Após as declarações do presidente dos EUA, de que o Brasil é um dos mais duros do mundo para fazer negócios, a entidade realizou um levantamento sobre o comércio bilateral. Os dados mostram que, nos produtos agrícolas, o País mantém superávits há pelo menos duas décadas, variando de US$ 2,21 bilhões em 1998 a US$ 6,51 bilhões em 2006.

“O Brasil é muito competitivo em produtos agrícolas, por isso é natural haver superávit”, comentou. Nesse recorte, a balança é favorável ao Brasil também na relação com os demais parceiros comerciais. Ou seja, não é um desequilíbrio exclusivo do comércio com os EUA.

Além disso, o saldo é considerado residual, perto do tamanho das trocas comerciais realizadas entre os dois países. No ano passado, a soma das importações e exportações realizadas entre os dois países somaram US$ 51 bilhões.

“É uma relação equilibrada e eles são nosso segundo parceiro comercial”, frisou. “Há trocas em todos os ramos da produção.”

Justamente por causa do tamanho do comércio, problemas pontuais se acumulam de lado a lado. O Brasil enfrenta barreiras para exportar produtos agrícolas para os EUA. A tarifa cobrada sobre carnes chega a 26,4%, enquanto os produtos lácteos pagam 73,5% e o tabaco, 350%. “Só tem problema quem tem comércio”, disse. Ela, porém, considera “prematuro” dizer que, por causa da afirmação de Trump, esses problemas vão crescer.

Pelo contrário, os dois governos têm trabalhado há alguns anos numa agenda com medidas para melhorar o ambiente de negócios e do comércio bilateral. Eles estudam, por exemplo, a adoção de um certificado fitossanitário eletrônico, batizado de “e-fito”, que vai tornar mais rápido o desembaraço de produtos agropecuários.

Porém, os casos que envolvem tarifas poderiam ser resolvidos via Organização Mundial do Comércio (OMC) ou com a adoção de um acordo comercial, que ainda não existe. “Está aí uma questão para o próximo presidente”, comentou Lígia.

A pequena quantidade de acordos comerciais do Brasil faz com que os produtores paguem tarifas mais elevadas que seus concorrentes em diversos mercados. Ela também corrobora a afirmação de Trump que o País é fechado ao comércio.

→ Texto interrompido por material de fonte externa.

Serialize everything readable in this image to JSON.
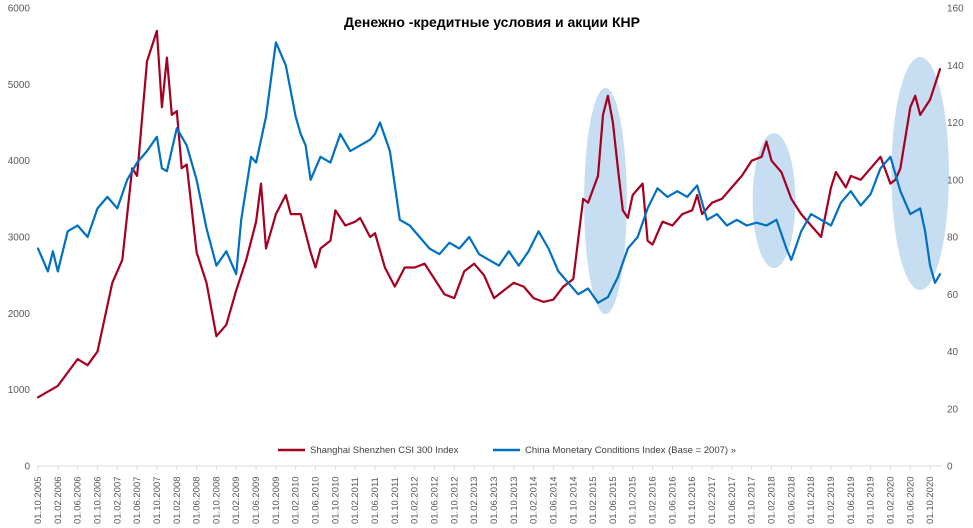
{
  "chart_data": {
    "type": "line",
    "title": "Денежно -кредитные условия и акции КНР",
    "xlabel": "",
    "ylabel": "",
    "y_left": {
      "min": 0,
      "max": 6000,
      "ticks": [
        "0",
        "1000",
        "2000",
        "3000",
        "4000",
        "5000",
        "6000"
      ]
    },
    "y_right": {
      "min": 0,
      "max": 160,
      "ticks": [
        "0",
        "20",
        "40",
        "60",
        "80",
        "100",
        "120",
        "140",
        "160"
      ]
    },
    "grid": false,
    "legend_position": "bottom",
    "x_start": "2005-10",
    "x_end": "2020-12",
    "x_ticks": [
      "01.10.2005",
      "01.02.2006",
      "01.06.2006",
      "01.10.2006",
      "01.02.2007",
      "01.06.2007",
      "01.10.2007",
      "01.02.2008",
      "01.06.2008",
      "01.10.2008",
      "01.02.2009",
      "01.06.2009",
      "01.10.2009",
      "01.02.2010",
      "01.06.2010",
      "01.10.2010",
      "01.02.2011",
      "01.06.2011",
      "01.10.2011",
      "01.02.2012",
      "01.06.2012",
      "01.10.2012",
      "01.02.2013",
      "01.06.2013",
      "01.10.2013",
      "01.02.2014",
      "01.06.2014",
      "01.10.2014",
      "01.02.2015",
      "01.06.2015",
      "01.10.2015",
      "01.02.2016",
      "01.06.2016",
      "01.10.2016",
      "01.02.2017",
      "01.06.2017",
      "01.10.2017",
      "01.02.2018",
      "01.06.2018",
      "01.10.2018",
      "01.02.2019",
      "01.06.2019",
      "01.10.2019",
      "01.02.2020",
      "01.06.2020",
      "01.10.2020"
    ],
    "highlight_ellipses": [
      {
        "from": "2015-01",
        "to": "2015-08"
      },
      {
        "from": "2017-11",
        "to": "2018-06"
      },
      {
        "from": "2020-03",
        "to": "2021-01"
      }
    ],
    "series": [
      {
        "name": "Shanghai Shenzhen CSI 300 Index",
        "axis": "left",
        "color": "#a50021",
        "points": [
          [
            "2005-10",
            900
          ],
          [
            "2006-02",
            1050
          ],
          [
            "2006-06",
            1400
          ],
          [
            "2006-08",
            1320
          ],
          [
            "2006-10",
            1500
          ],
          [
            "2007-01",
            2400
          ],
          [
            "2007-03",
            2700
          ],
          [
            "2007-05",
            3900
          ],
          [
            "2007-06",
            3800
          ],
          [
            "2007-08",
            5300
          ],
          [
            "2007-10",
            5700
          ],
          [
            "2007-11",
            4700
          ],
          [
            "2007-12",
            5350
          ],
          [
            "2008-01",
            4600
          ],
          [
            "2008-02",
            4650
          ],
          [
            "2008-03",
            3900
          ],
          [
            "2008-04",
            3950
          ],
          [
            "2008-06",
            2800
          ],
          [
            "2008-08",
            2400
          ],
          [
            "2008-10",
            1700
          ],
          [
            "2008-12",
            1850
          ],
          [
            "2009-02",
            2300
          ],
          [
            "2009-04",
            2700
          ],
          [
            "2009-06",
            3200
          ],
          [
            "2009-07",
            3700
          ],
          [
            "2009-08",
            2850
          ],
          [
            "2009-10",
            3300
          ],
          [
            "2009-12",
            3550
          ],
          [
            "2010-01",
            3300
          ],
          [
            "2010-03",
            3300
          ],
          [
            "2010-05",
            2800
          ],
          [
            "2010-06",
            2600
          ],
          [
            "2010-07",
            2850
          ],
          [
            "2010-09",
            2950
          ],
          [
            "2010-10",
            3350
          ],
          [
            "2010-12",
            3150
          ],
          [
            "2011-02",
            3200
          ],
          [
            "2011-03",
            3250
          ],
          [
            "2011-05",
            3000
          ],
          [
            "2011-06",
            3050
          ],
          [
            "2011-08",
            2600
          ],
          [
            "2011-10",
            2350
          ],
          [
            "2011-12",
            2600
          ],
          [
            "2012-02",
            2600
          ],
          [
            "2012-04",
            2650
          ],
          [
            "2012-06",
            2450
          ],
          [
            "2012-08",
            2250
          ],
          [
            "2012-10",
            2200
          ],
          [
            "2012-12",
            2550
          ],
          [
            "2013-02",
            2650
          ],
          [
            "2013-04",
            2500
          ],
          [
            "2013-06",
            2200
          ],
          [
            "2013-08",
            2300
          ],
          [
            "2013-10",
            2400
          ],
          [
            "2013-12",
            2350
          ],
          [
            "2014-02",
            2200
          ],
          [
            "2014-04",
            2150
          ],
          [
            "2014-06",
            2180
          ],
          [
            "2014-08",
            2350
          ],
          [
            "2014-10",
            2450
          ],
          [
            "2014-12",
            3500
          ],
          [
            "2015-01",
            3450
          ],
          [
            "2015-03",
            3800
          ],
          [
            "2015-04",
            4600
          ],
          [
            "2015-05",
            4850
          ],
          [
            "2015-06",
            4500
          ],
          [
            "2015-07",
            3900
          ],
          [
            "2015-08",
            3350
          ],
          [
            "2015-09",
            3250
          ],
          [
            "2015-10",
            3550
          ],
          [
            "2015-12",
            3700
          ],
          [
            "2016-01",
            2950
          ],
          [
            "2016-02",
            2900
          ],
          [
            "2016-04",
            3200
          ],
          [
            "2016-06",
            3150
          ],
          [
            "2016-08",
            3300
          ],
          [
            "2016-10",
            3350
          ],
          [
            "2016-11",
            3550
          ],
          [
            "2016-12",
            3300
          ],
          [
            "2017-02",
            3450
          ],
          [
            "2017-04",
            3500
          ],
          [
            "2017-06",
            3650
          ],
          [
            "2017-08",
            3800
          ],
          [
            "2017-10",
            4000
          ],
          [
            "2017-12",
            4050
          ],
          [
            "2018-01",
            4250
          ],
          [
            "2018-02",
            4000
          ],
          [
            "2018-04",
            3850
          ],
          [
            "2018-06",
            3500
          ],
          [
            "2018-08",
            3300
          ],
          [
            "2018-10",
            3150
          ],
          [
            "2018-12",
            3000
          ],
          [
            "2019-02",
            3650
          ],
          [
            "2019-03",
            3850
          ],
          [
            "2019-05",
            3650
          ],
          [
            "2019-06",
            3800
          ],
          [
            "2019-08",
            3750
          ],
          [
            "2019-10",
            3900
          ],
          [
            "2019-12",
            4050
          ],
          [
            "2020-02",
            3700
          ],
          [
            "2020-03",
            3750
          ],
          [
            "2020-04",
            3900
          ],
          [
            "2020-06",
            4700
          ],
          [
            "2020-07",
            4850
          ],
          [
            "2020-08",
            4600
          ],
          [
            "2020-10",
            4800
          ],
          [
            "2020-12",
            5200
          ]
        ]
      },
      {
        "name": "China Monetary Conditions Index (Base = 2007) »",
        "axis": "right",
        "color": "#0070c0",
        "points": [
          [
            "2005-10",
            76
          ],
          [
            "2005-12",
            68
          ],
          [
            "2006-01",
            75
          ],
          [
            "2006-02",
            68
          ],
          [
            "2006-04",
            82
          ],
          [
            "2006-06",
            84
          ],
          [
            "2006-08",
            80
          ],
          [
            "2006-10",
            90
          ],
          [
            "2006-12",
            94
          ],
          [
            "2007-02",
            90
          ],
          [
            "2007-04",
            100
          ],
          [
            "2007-06",
            106
          ],
          [
            "2007-08",
            110
          ],
          [
            "2007-10",
            115
          ],
          [
            "2007-11",
            104
          ],
          [
            "2007-12",
            103
          ],
          [
            "2008-02",
            118
          ],
          [
            "2008-04",
            112
          ],
          [
            "2008-06",
            100
          ],
          [
            "2008-08",
            83
          ],
          [
            "2008-10",
            70
          ],
          [
            "2008-12",
            75
          ],
          [
            "2009-02",
            67
          ],
          [
            "2009-03",
            86
          ],
          [
            "2009-05",
            108
          ],
          [
            "2009-06",
            106
          ],
          [
            "2009-08",
            122
          ],
          [
            "2009-10",
            148
          ],
          [
            "2009-12",
            140
          ],
          [
            "2010-02",
            122
          ],
          [
            "2010-03",
            116
          ],
          [
            "2010-04",
            112
          ],
          [
            "2010-05",
            100
          ],
          [
            "2010-07",
            108
          ],
          [
            "2010-09",
            106
          ],
          [
            "2010-11",
            116
          ],
          [
            "2011-01",
            110
          ],
          [
            "2011-03",
            112
          ],
          [
            "2011-05",
            114
          ],
          [
            "2011-06",
            116
          ],
          [
            "2011-07",
            120
          ],
          [
            "2011-09",
            110
          ],
          [
            "2011-11",
            86
          ],
          [
            "2012-01",
            84
          ],
          [
            "2012-03",
            80
          ],
          [
            "2012-05",
            76
          ],
          [
            "2012-07",
            74
          ],
          [
            "2012-09",
            78
          ],
          [
            "2012-11",
            76
          ],
          [
            "2013-01",
            80
          ],
          [
            "2013-03",
            74
          ],
          [
            "2013-05",
            72
          ],
          [
            "2013-07",
            70
          ],
          [
            "2013-09",
            75
          ],
          [
            "2013-11",
            70
          ],
          [
            "2014-01",
            75
          ],
          [
            "2014-03",
            82
          ],
          [
            "2014-05",
            76
          ],
          [
            "2014-07",
            68
          ],
          [
            "2014-09",
            64
          ],
          [
            "2014-11",
            60
          ],
          [
            "2015-01",
            62
          ],
          [
            "2015-03",
            57
          ],
          [
            "2015-05",
            59
          ],
          [
            "2015-07",
            66
          ],
          [
            "2015-09",
            76
          ],
          [
            "2015-11",
            80
          ],
          [
            "2016-01",
            90
          ],
          [
            "2016-03",
            97
          ],
          [
            "2016-05",
            94
          ],
          [
            "2016-07",
            96
          ],
          [
            "2016-09",
            94
          ],
          [
            "2016-11",
            98
          ],
          [
            "2017-01",
            86
          ],
          [
            "2017-03",
            88
          ],
          [
            "2017-05",
            84
          ],
          [
            "2017-07",
            86
          ],
          [
            "2017-09",
            84
          ],
          [
            "2017-11",
            85
          ],
          [
            "2018-01",
            84
          ],
          [
            "2018-03",
            86
          ],
          [
            "2018-05",
            76
          ],
          [
            "2018-06",
            72
          ],
          [
            "2018-08",
            82
          ],
          [
            "2018-10",
            88
          ],
          [
            "2018-12",
            86
          ],
          [
            "2019-02",
            84
          ],
          [
            "2019-04",
            92
          ],
          [
            "2019-06",
            96
          ],
          [
            "2019-08",
            91
          ],
          [
            "2019-10",
            95
          ],
          [
            "2019-12",
            104
          ],
          [
            "2020-02",
            108
          ],
          [
            "2020-04",
            96
          ],
          [
            "2020-06",
            88
          ],
          [
            "2020-08",
            90
          ],
          [
            "2020-09",
            82
          ],
          [
            "2020-10",
            70
          ],
          [
            "2020-11",
            64
          ],
          [
            "2020-12",
            67
          ]
        ]
      }
    ]
  }
}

Segundo a CNA, a tarifa média cobrada aqui é de 13,4%, ante 3,4% nos Estados Unidos. Além disso, o Brasil taxa a importação de insumos. Os fertilizantes, por exemplo, pagam uma tarifa de 6%, enquanto nos EUA ela é zero.

“Que o Brasil é um país fechado, isso é fato”, disse o vice-presidente da Sociedade Rural Brasileira, Pedro de Camargo Neto. “Mas a gente importa muito deles.”

A guerra comercial entre a China e os Estados Unidos, por outro lado, tem criado problemas reais para o Brasil. A briga provocou uma elevação do preço da soja, o que elevou o custo da ração usada na avicultura.